This is an outstanding piece of musical scholarship about the psychology of music, but also really important if you’re in my line of work, which is classical music marketing. I first heard about David Huron’s work a decade ago, when I read that he had done experiments that proved that audiences hated Schoenberg’s music because it was harder to follow than random music. (Which was the article that first inspired my concept of Pattern Matching, which you can read about elsewhere on this blog.)

I finally bought his book about four years ago and only now – which shows the speed of my reading pile – am I getting around to reading it. I should have done it a lot earlier! But better late than never.

The book is longish, with some complex ideas (but certainly not incomprehensible, as long as you have some knowledge of how music works). But Huron’s central thesis is this – that one of the fundamental things that makes music “work” is the way it plays with our (often subconscious) sense of expectation.

In other words, over time, we acquire an instinctive knowledge of how music should sound – what note should come next, where the next beat will land, what is the next chord we’re about to hear, etc. Part of this internal expectation will be acquired from a lifetime of listening. But there might also be elements acquired from study as well. Whatever its origin, we carry a set of statistics in our brains so that any time we hear a piece of music, we’re trying to predict what will happen next in it. 

Huron’s fascinating idea is that the reason we think certain notes, chords and phrases sound attractive is actually because they land where our brains statistically think they should. So consciously we think the music sounds “nice”. But really it was the happy vibes of our brain congratulating us on an accurate prediction. The term for that is “misappropriation” where your brain attaches the stimulus from a prediction response to the thing itself. In this case, the notes.

Huron then introduces the concept of surprise – and how pleasant surprises are so much better than just having positive expectations that are met. (Likewise, negative surprises are a lot worse than simply expecting a negative outcome and having it met.) So you know when you’re listening to a piece of music, you’re expecting a big moment and then it’s even better than you expected? That’s part of the prediction effect.

I’ve not heard too many other people reference this research, but I think Huron’s theory is groundbreaking because it actually explains what has happened with classical music over the last 50 years and why the audience has died out. (He doesn’t actually explain this explicitly but his theory backs this up.) 

In other words, 100 years ago, an audience would know a bunch of music theory and this would allow them to accurately predict and enjoy most classical music. Thus the artform was growing and composers could be more adventurous.

50 years ago, the situation was slightly different. With the advent of the gramophone, a whole bunch of people were able to develop expectations, not by learning music theory, but by playing a piece on repeat until it stuck in their brain!
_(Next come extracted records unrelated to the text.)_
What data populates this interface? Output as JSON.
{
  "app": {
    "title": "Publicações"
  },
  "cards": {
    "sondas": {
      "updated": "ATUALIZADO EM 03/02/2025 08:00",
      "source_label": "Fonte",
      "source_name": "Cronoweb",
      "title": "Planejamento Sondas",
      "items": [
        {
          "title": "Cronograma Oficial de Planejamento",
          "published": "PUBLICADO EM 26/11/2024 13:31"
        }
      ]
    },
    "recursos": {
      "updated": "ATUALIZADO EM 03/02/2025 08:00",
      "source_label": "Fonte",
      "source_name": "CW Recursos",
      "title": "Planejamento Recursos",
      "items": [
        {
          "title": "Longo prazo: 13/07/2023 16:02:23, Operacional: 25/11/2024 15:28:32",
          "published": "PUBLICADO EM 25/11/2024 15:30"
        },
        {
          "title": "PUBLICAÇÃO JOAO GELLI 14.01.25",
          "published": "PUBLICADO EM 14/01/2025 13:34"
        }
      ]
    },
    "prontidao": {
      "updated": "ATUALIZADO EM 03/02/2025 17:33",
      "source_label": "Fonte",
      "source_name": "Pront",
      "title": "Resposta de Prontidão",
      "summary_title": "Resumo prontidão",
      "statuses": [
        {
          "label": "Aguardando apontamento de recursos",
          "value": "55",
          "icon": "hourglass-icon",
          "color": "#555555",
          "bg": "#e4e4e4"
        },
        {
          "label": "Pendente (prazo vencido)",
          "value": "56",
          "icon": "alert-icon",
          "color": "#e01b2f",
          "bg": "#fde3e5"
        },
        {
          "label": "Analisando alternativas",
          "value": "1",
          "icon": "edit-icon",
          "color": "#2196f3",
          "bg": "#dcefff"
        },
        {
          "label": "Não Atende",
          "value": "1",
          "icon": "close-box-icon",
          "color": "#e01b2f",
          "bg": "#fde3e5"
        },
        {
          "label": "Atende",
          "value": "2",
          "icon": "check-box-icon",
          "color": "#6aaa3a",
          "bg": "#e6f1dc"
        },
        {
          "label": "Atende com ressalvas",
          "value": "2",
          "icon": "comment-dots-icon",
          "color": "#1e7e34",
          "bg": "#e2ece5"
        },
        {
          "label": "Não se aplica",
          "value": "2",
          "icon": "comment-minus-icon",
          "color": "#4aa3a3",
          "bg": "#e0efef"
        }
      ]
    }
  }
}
However, as you can imagine, if you suddenly hear a piece that’s not one of the ones you had on high rotation, then you would expect not to like it as much.

And if, say, 99% of your listening was taken up with very tonal works of, say, Mozart and Beethoven, imagine what you’re going to do when you encounter the music of Arnold Schoenberg? (His chapter on modernism has some great stuff on this and describes how Wagner, Schoenberg and Stravinsky were all working to confound our sense of expectation.)

So this is a fantastic explanation of why we see the common phenomenon of the “conservative audiences” at classical music organisations who seem very wary of the organisation presenting “modern music”.

It also throws down the challenge – in this current day, where it’s not at all likely that many people are still familiar with the forms and structures of classical music and it’s even less clear whether many people are listening to complete classical works on endless repeat – what might we need to do to help the audience predict more easily what this music will do? If this is true, it’s not just enough to get potential new audiences in the concert hall and hope the music will speak for itself. I think we need to work out how to give them mental tools that will make processing the music a more easy task.

Much food for thought, and I hope this research comes to be discussed widely in the classical music world.